Wednesday, August 17, 2005

Call to restock North America’s large mammals

Well, since wolves are reclaiming parts of Europe, why not?

Call to restock North America’s large mammals

Elephants, lions, cheetahs and camels could one day roam the western US under a proposal to recreate North American landscapes as they existed more than 13,000 years ago, when humans first encountered them. The plan, proposed in a commentary in Nature and co-authored by 13 ecologists and conservation biologists, would help enrich a North American ecosystem that was left almost devoid of large mammals at the end of the Pleistocene period.

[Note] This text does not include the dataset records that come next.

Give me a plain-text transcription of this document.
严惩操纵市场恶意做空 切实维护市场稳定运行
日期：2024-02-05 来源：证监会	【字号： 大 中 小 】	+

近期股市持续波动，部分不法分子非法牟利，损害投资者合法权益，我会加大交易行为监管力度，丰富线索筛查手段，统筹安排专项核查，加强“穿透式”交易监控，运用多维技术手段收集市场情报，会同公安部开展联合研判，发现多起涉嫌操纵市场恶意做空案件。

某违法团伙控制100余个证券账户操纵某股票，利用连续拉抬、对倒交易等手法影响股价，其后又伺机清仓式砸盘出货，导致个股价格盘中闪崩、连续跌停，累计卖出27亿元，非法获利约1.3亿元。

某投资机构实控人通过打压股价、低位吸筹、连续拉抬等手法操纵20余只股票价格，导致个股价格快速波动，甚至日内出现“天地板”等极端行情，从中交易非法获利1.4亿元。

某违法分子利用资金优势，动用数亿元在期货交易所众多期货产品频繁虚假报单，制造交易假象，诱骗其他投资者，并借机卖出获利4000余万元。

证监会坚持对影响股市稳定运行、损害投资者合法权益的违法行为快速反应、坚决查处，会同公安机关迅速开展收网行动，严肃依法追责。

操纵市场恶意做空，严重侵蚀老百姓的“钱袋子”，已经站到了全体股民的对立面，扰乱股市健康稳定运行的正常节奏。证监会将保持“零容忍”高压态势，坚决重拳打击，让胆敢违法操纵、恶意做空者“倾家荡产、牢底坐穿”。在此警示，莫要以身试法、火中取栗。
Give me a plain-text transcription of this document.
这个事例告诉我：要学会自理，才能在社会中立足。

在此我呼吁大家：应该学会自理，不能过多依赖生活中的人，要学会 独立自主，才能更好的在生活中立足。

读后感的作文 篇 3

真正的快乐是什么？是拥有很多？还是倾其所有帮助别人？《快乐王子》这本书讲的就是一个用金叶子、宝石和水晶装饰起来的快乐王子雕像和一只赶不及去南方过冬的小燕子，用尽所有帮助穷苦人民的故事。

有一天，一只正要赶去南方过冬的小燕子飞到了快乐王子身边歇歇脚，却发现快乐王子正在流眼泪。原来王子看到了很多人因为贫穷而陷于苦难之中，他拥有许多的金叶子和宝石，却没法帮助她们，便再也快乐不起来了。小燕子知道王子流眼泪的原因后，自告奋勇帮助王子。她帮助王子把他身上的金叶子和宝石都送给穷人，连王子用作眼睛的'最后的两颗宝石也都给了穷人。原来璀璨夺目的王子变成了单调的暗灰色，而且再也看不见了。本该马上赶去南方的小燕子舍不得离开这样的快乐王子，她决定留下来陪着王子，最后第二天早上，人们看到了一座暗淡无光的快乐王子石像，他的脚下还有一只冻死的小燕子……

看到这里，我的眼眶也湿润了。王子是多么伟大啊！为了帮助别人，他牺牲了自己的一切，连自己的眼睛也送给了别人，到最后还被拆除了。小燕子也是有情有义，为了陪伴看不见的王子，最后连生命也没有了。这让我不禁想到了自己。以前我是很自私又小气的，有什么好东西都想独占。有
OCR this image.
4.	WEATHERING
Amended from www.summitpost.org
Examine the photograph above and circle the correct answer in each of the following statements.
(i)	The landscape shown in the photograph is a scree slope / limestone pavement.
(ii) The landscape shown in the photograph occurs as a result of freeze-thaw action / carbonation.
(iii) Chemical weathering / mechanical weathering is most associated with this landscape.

It would also help preserve wildlife that faces the threat of extinction in Africa and Asia. Between 50,000 and 10,000 years ago, 97 of 150 genera of large mammals disappeared from around the world. Although a warming climate played its part, the consensus is that over-hunting by humans probably had a significant role. In North America, by about 13,000 years ago, humans were leaving evidence of big-game hunting using sophisticated stone tools. This hunting probably helped to drive many animals to extinction, including North American mammoths and mastodons, lions, cheetahs, camelops (a relative of the modern camel), horses and asses. The best place to create this “Pleistocene Park” would be in the North American Great Plains, where the human population is relatively low and the grazing animals would have a ready supply of food.